Metadata-Version: 2.1
Name: tepimport
Version: 0.0.1
Summary: Utility for quickly downloading and loading the Tennessee Eastman Process data set
Home-page: https://github.com/hsaafan/TEPImport
Author: Hussein Saafan
Author-email: hsaafan@uwaterloo.ca
License: UNKNOWN
Platform: UNKNOWN
Classifier: Programming Language :: Python :: 3
Classifier: License :: OSI Approved :: MIT License
Classifier: Operating System :: OS Independent
Requires-Python: >=3.6
Description-Content-Type: text/markdown
License-File: LICENSE

# TEPImport

Utility for quickly downloading and loading the Tennessee Eastman Process data set.

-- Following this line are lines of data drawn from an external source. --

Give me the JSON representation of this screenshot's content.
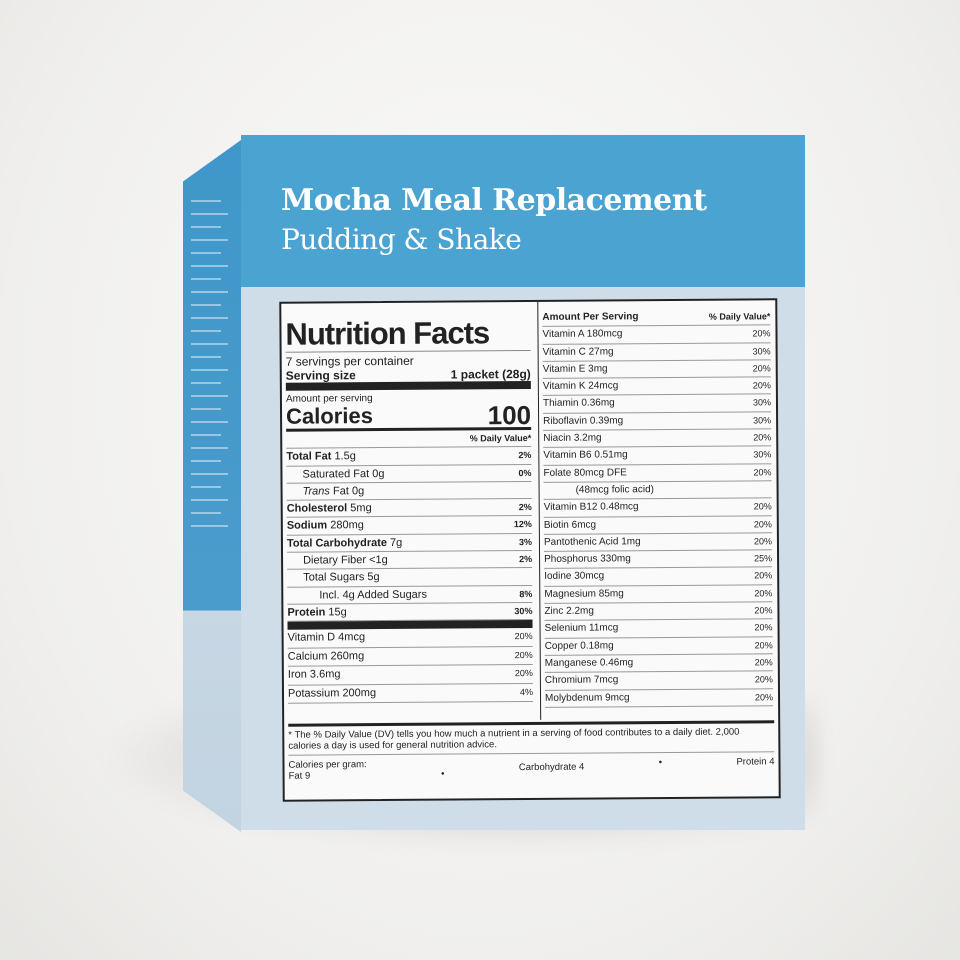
{
  "product": {
    "title_line1": "Mocha Meal Replacement",
    "title_line2": "Pudding & Shake"
  },
  "colors": {
    "brand_blue": "#4aa3d0",
    "panel_light_blue": "#cfdde9"
  },
  "nutrition": {
    "heading": "Nutrition Facts",
    "servings": "7 servings per container",
    "serving_size_label": "Serving size",
    "serving_size_value": "1 packet (28g)",
    "amount_per_serving": "Amount per serving",
    "calories_label": "Calories",
    "calories_value": "100",
    "dv_header": "% Daily Value*",
    "main_rows": [
      {
        "label": "Total Fat",
        "amount": "1.5g",
        "dv": "2%",
        "bold": true,
        "indent": 0
      },
      {
        "label": "Saturated Fat",
        "amount": "0g",
        "dv": "0%",
        "bold": false,
        "indent": 1
      },
      {
        "label": "Trans",
        "label_suffix": "Fat",
        "amount": "0g",
        "dv": "",
        "bold": false,
        "indent": 1,
        "italic": true
      },
      {
        "label": "Cholesterol",
        "amount": "5mg",
        "dv": "2%",
        "bold": true,
        "indent": 0
      },
      {
        "label": "Sodium",
        "amount": "280mg",
        "dv": "12%",
        "bold": true,
        "indent": 0
      },
      {
        "label": "Total Carbohydrate",
        "amount": "7g",
        "dv": "3%",
        "bold": true,
        "indent": 0
      },
      {
        "label": "Dietary Fiber",
        "amount": "<1g",
        "dv": "2%",
        "bold": false,
        "indent": 1
      },
      {
        "label": "Total Sugars",
        "amount": "5g",
        "dv": "",
        "bold": false,
        "indent": 1
      },
      {
        "label": "Incl. 4g Added Sugars",
        "amount": "",
        "dv": "8%",
        "bold": false,
        "indent": 2
      },
      {
        "label": "Protein",
        "amount": "15g",
        "dv": "30%",
        "bold": true,
        "indent": 0
      }
    ],
    "vitamin_rows": [
      {
        "label": "Vitamin D",
        "amount": "4mcg",
        "dv": "20%"
      },
      {
        "label": "Calcium",
        "amount": "260mg",
        "dv": "20%"
      },
      {
        "label": "Iron",
        "amount": "3.6mg",
        "dv": "20%"
      },
      {
        "label": "Potassium",
        "amount": "200mg",
        "dv": "4%"
      }
    ],
    "right_header_left": "Amount Per Serving",
    "right_header_right": "% Daily Value*",
    "right_rows": [
      {
        "label": "Vitamin A",
        "amount": "180mcg",
        "dv": "20%"
      },
      {
        "label": "Vitamin C",
        "amount": "27mg",
        "dv": "30%"
      },
      {
        "label": "Vitamin E",
        "amount": "3mg",
        "dv": "20%"
      },
      {
        "label": "Vitamin K",
        "amount": "24mcg",
        "dv": "20%"
      },
      {
        "label": "Thiamin",
        "amount": "0.36mg",
        "dv": "30%"
      },
      {
        "label": "Riboflavin",
        "amount": "0.39mg",
        "dv": "30%"
      },
      {
        "label": "Niacin",
        "amount": "3.2mg",
        "dv": "20%"
      },
      {
        "label": "Vitamin B6",
        "amount": "0.51mg",
        "dv": "30%"
      },
      {
        "label": "Folate",
        "amount": "80mcg DFE",
        "dv": "20%"
      },
      {
        "label": "(48mcg folic acid)",
        "amount": "",
        "dv": "",
        "sub": true
      },
      {
        "label": "Vitamin B12",
        "amount": "0.48mcg",
        "dv": "20%"
      },
      {
        "label": "Biotin",
        "amount": "6mcg",
        "dv": "20%"
      },
      {
        "label": "Pantothenic Acid",
        "amount": "1mg",
        "dv": "20%"
      },
      {
        "label": "Phosphorus",
        "amount": "330mg",
        "dv": "25%"
      },
      {
        "label": "Iodine",
        "amount": "30mcg",
        "dv": "20%"
      },
      {
        "label": "Magnesium",
        "amount": "85mg",
        "dv": "20%"
      },
      {
        "label": "Zinc",
        "amount": "2.2mg",
        "dv": "20%"
      },
      {
        "label": "Selenium",
        "amount": "11mcg",
        "dv": "20%"
      },
      {
        "label": "Copper",
        "amount": "0.18mg",
        "dv": "20%"
      },
      {
        "label": "Manganese",
        "amount": "0.46mg",
        "dv": "20%"
      },
      {
        "label": "Chromium",
        "amount": "7mcg",
        "dv": "20%"
      },
      {
        "label": "Molybdenum",
        "amount": "9mcg",
        "dv": "20%"
      }
    ],
    "footnote": "* The % Daily Value (DV) tells you how much a nutrient in a serving of food contributes to a daily diet. 2,000 calories a day is used for general nutrition advice.",
    "cal_per_gram_label": "Calories per gram:",
    "fat": "Fat  9",
    "carb": "Carbohydrate  4",
    "protein": "Protein 4",
    "bullet": "•"
  }
}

The data set is downloaded from the University of Illinois Large Scale Systems Research Laboratory. A copy of the license is included in the zip package downloaded from the site in the file `readme.txt`.

## Quickstart

Install the package using pip.

    pip3 install tepimport

Import the data sets into your code

    import tepimport
    tep = tepimport.import_sets()

Output the data sets

    for name, train, test in tep:
        print(name)
        print(train)
        print(test)

## Downloading the Data

You will be automatically prompted to download the data when trying to import the files into your code. Alternatively, you can run the download module with the following command.

    python3 download.py [-h] [--url URL] [--path PATH] [--target TARGET] [--name NAME] [--use-local] [--cleanup] [--no-extract]

    optional arguments:
    -h, --help       show this help message and exit
    --url URL        custom url to download the data from
    --path PATH      the path to download the zip file to
    --target TARGET  the target path to extract the zip file to
    --name NAME      the name of the zip file
    --use-local      extract a local copy of the zip file
    --cleanup        delete the zip file after extracting it
    --no-extract     download the zip without extracting it

## Module Functions

The `tepimport.py` file provides the utilities for import the data sets into your code.

`data_exists_check() -> None`

        Check that the data set is present in the defined folder path and prompt the user to download the data set if it can't be found.

`set_folder_path(path: str) -> None`

        Change the path of where to look for the data sets

`import_data_set(file_name: str) -> np.ndarray`

        Import a data set file as a numpy array

`import_sets(sets_to_import: tuple, check_data_exists: bool, skip_training: bool, skip_test: bool) -> list`

    Takes a sequence of integers from 0-21 and returns a list of tuples
    of (set name, training set, test set)

    Parameters
    ----------
    sets_to_import: iterable or int
        An iterable object containing integers in the range [0, 21] or a single integer in that range that indicate the data sets to be imported. By default all data sets will be imported.

    check_data_exists: bool
        Checks that the data sets exist before attempting to import and prompt the user to download the data sets if they aren't found. Set to True by default.

    skip_training: bool
        If true, don't import the training sets. Set to False by default.

    skip_test: bool
        If true, don't import the test sets. Set to False by default.

`import_tep_sets(lagged_samples: int) -> tuple`

    Imports the normal operation training set and 4 of the commonly used test sets [IDV(0), IDV(4), IDV(5), and IDV(10)] with only the first 22 measured variables and first 11 manipulated variables. By default, 2 lagged copies are added to the data sets.

`add_lagged_samples(data: np.ndarray, lagged_samples: int) -> np.ndarray`

    Takes a matrix X of [x(1), x(2), ..., x(n)] of n samples where each sample x(i) = [x_1(i), x_2(i), ..., x_m(n)]^T contains m variables and returns a new matrix X* = [x*(1), x*(2), ..., x*(n - d)] of n - d samples where each sample x*(i) = [x_1(i + d), x_2(i + d), ..., x_m(i + d), x_1(i + d - 1), ..., x_2(i + d - 2), ..., x_m(i)] contains m(d + 1) variables where d is the number of lagged samples.